For a period of time I would wake up in the middle of the night hearing people in the back alley repeatedly shout out “Herb!” I deduced that the guy who lived above me was an aptly named drug dealer. That conclusion was further supported by the occasional case of chemically imbalanced desperation coming from these shouting people, and the time I had to call the cops because a woman was freaking out and threatening him while banging on his door from out in the hallway. As a whole I could live with this situation. It made for interesting stories, at least, and I never felt my personal safety threatened any more than by neighbouring smokers falling asleep on futons.

But Herb moved, and in fixing up his apartment for future tenants the caretakers found one of my greatest fears: bedbugs.
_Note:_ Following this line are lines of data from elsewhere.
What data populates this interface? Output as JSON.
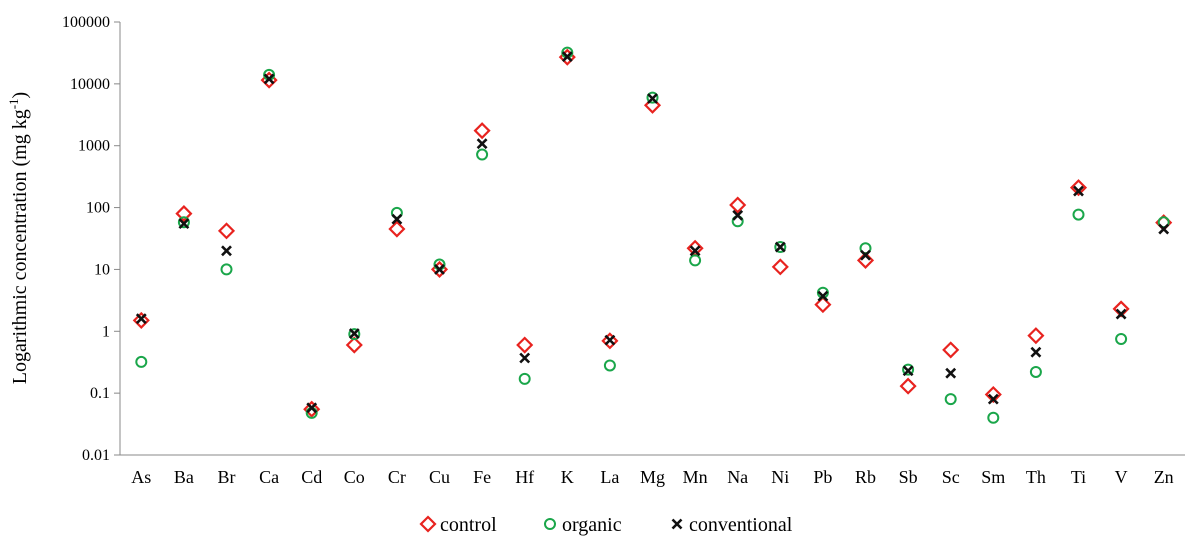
{
  "chart_data": {
    "type": "scatter",
    "ylabel": "Logarithmic concentration (mg kg",
    "ylabel_sup": "-1",
    "ylabel_end": ")",
    "yscale": "log",
    "ylim": [
      0.01,
      100000
    ],
    "yticks": [
      "0.01",
      "0.1",
      "1",
      "10",
      "100",
      "1000",
      "10000",
      "100000"
    ],
    "grid": false,
    "legend_position": "bottom",
    "categories": [
      "As",
      "Ba",
      "Br",
      "Ca",
      "Cd",
      "Co",
      "Cr",
      "Cu",
      "Fe",
      "Hf",
      "K",
      "La",
      "Mg",
      "Mn",
      "Na",
      "Ni",
      "Pb",
      "Rb",
      "Sb",
      "Sc",
      "Sm",
      "Th",
      "Ti",
      "V",
      "Zn"
    ],
    "series": [
      {
        "name": "control",
        "marker": "diamond",
        "color": "#e8231f",
        "values": [
          1.5,
          80,
          42,
          11500,
          0.055,
          0.6,
          45,
          10,
          1750,
          0.6,
          27000,
          0.7,
          4500,
          22,
          110,
          11,
          2.7,
          14,
          0.13,
          0.5,
          0.095,
          0.85,
          210,
          2.3,
          57
        ]
      },
      {
        "name": "organic",
        "marker": "circle",
        "color": "#1aa64a",
        "values": [
          0.32,
          58,
          10,
          14000,
          0.048,
          0.9,
          82,
          12,
          720,
          0.17,
          32000,
          0.28,
          6000,
          14,
          60,
          23,
          4.2,
          22,
          0.24,
          0.08,
          0.04,
          0.22,
          77,
          0.75,
          58
        ]
      },
      {
        "name": "conventional",
        "marker": "x",
        "color": "#111111",
        "values": [
          1.6,
          55,
          20,
          12000,
          0.058,
          0.92,
          65,
          10,
          1080,
          0.37,
          27500,
          0.72,
          5800,
          20,
          75,
          23,
          3.7,
          17,
          0.23,
          0.21,
          0.08,
          0.46,
          185,
          1.9,
          45
        ]
      }
    ]
  }
}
I received notice that my apartment would need to be partially fumigated as a precaution of preventing the bedbugs from migrating. (I don’t know how long they had been there when Herb was still around, but perhaps they were customers of his who wouldn’t leave for fear of getting cut off.)
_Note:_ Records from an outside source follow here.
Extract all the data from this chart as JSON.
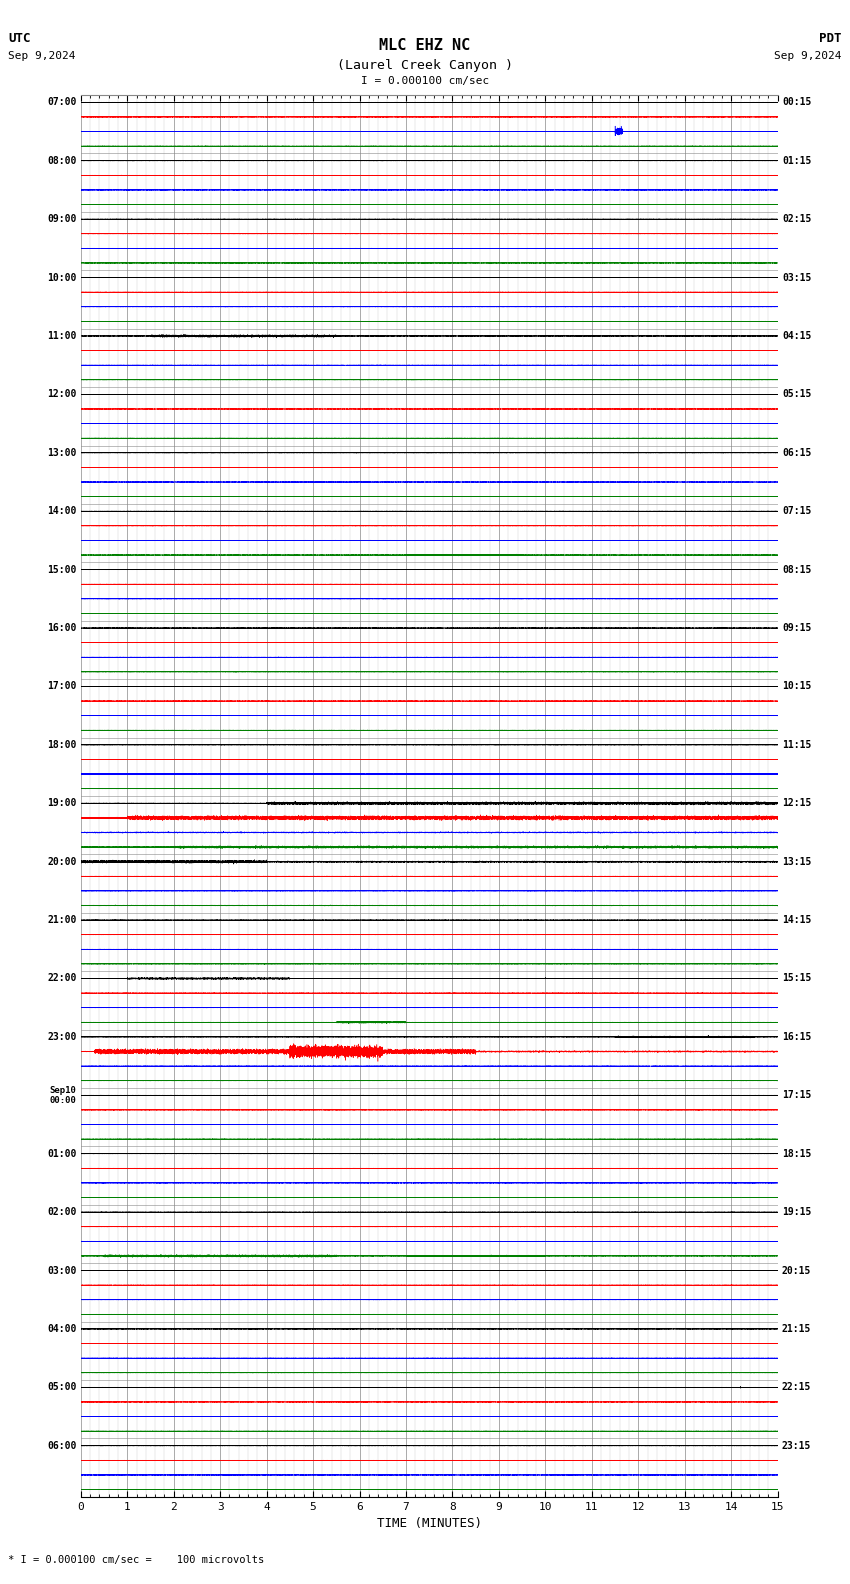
{
  "title_line1": "MLC EHZ NC",
  "title_line2": "(Laurel Creek Canyon )",
  "scale_text": "I = 0.000100 cm/sec",
  "utc_label": "UTC",
  "pdt_label": "PDT",
  "date_left": "Sep 9,2024",
  "date_right": "Sep 9,2024",
  "bottom_label": "TIME (MINUTES)",
  "bottom_note": "* I = 0.000100 cm/sec =    100 microvolts",
  "bg_color": "#ffffff",
  "grid_color": "#888888",
  "trace_colors": [
    "#000000",
    "#ff0000",
    "#0000ff",
    "#008000"
  ],
  "fig_width": 8.5,
  "fig_height": 15.84,
  "left_times_utc": [
    "07:00",
    "08:00",
    "09:00",
    "10:00",
    "11:00",
    "12:00",
    "13:00",
    "14:00",
    "15:00",
    "16:00",
    "17:00",
    "18:00",
    "19:00",
    "20:00",
    "21:00",
    "22:00",
    "23:00",
    "Sep10\n00:00",
    "01:00",
    "02:00",
    "03:00",
    "04:00",
    "05:00",
    "06:00"
  ],
  "right_times_pdt": [
    "00:15",
    "01:15",
    "02:15",
    "03:15",
    "04:15",
    "05:15",
    "06:15",
    "07:15",
    "08:15",
    "09:15",
    "10:15",
    "11:15",
    "12:15",
    "13:15",
    "14:15",
    "15:15",
    "16:15",
    "17:15",
    "18:15",
    "19:15",
    "20:15",
    "21:15",
    "22:15",
    "23:15"
  ],
  "num_rows": 24,
  "traces_per_row": 4,
  "minutes": 15,
  "sample_rate": 40
}
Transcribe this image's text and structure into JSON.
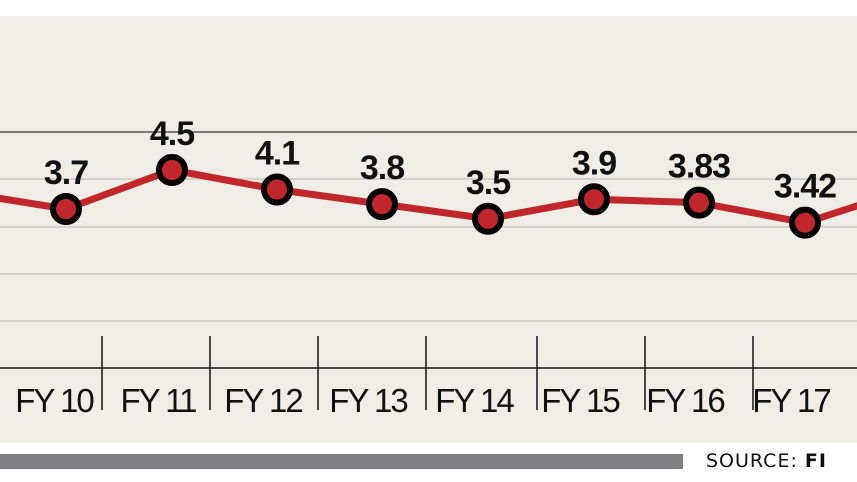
{
  "chart_data": {
    "type": "line",
    "title": "",
    "xlabel": "",
    "ylabel": "",
    "categories": [
      "FY 10",
      "FY 11",
      "FY 12",
      "FY 13",
      "FY 14",
      "FY 15",
      "FY 16",
      "FY 17"
    ],
    "series": [
      {
        "name": "value",
        "values": [
          3.7,
          4.5,
          4.1,
          3.8,
          3.5,
          3.9,
          3.83,
          3.42
        ]
      }
    ],
    "data_labels": [
      "3.7",
      "4.5",
      "4.1",
      "3.8",
      "3.5",
      "3.9",
      "3.83",
      "3.42"
    ],
    "grid": true,
    "legend": "none",
    "line_color": "#c0272d",
    "marker_color": "#c0272d",
    "marker_edge_color": "#000000"
  },
  "footer": {
    "source_label": "SOURCE: ",
    "source_value": "FI"
  }
}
So with a short notice, I had to prepare my apartment for treatment – moving e v e r y t h i n g at least two feet away from the wall – actually impossible – and putting all of my clothes in plastic bags. I’m lying on my couch that’s covered in a sheet, and all of my bedding is in the dryers in the basement laundry room. I’ve been nauseated by fumes, hard labour, a lack of food, and deep regret in going on the radio since I got home. My bed may not be in sleeping condition by the time I run out of fuel. The worst of this all is that bedbugs are one of my biggest rational fears that I’ve gone to irrational lengths to prevent, yet because I’m in an apartment building, a character building, in a central area of the city, it still happens to me.

The second worst of this all is I think I’m going to miss the wee hours back alley theatrics of people shouting out Herb.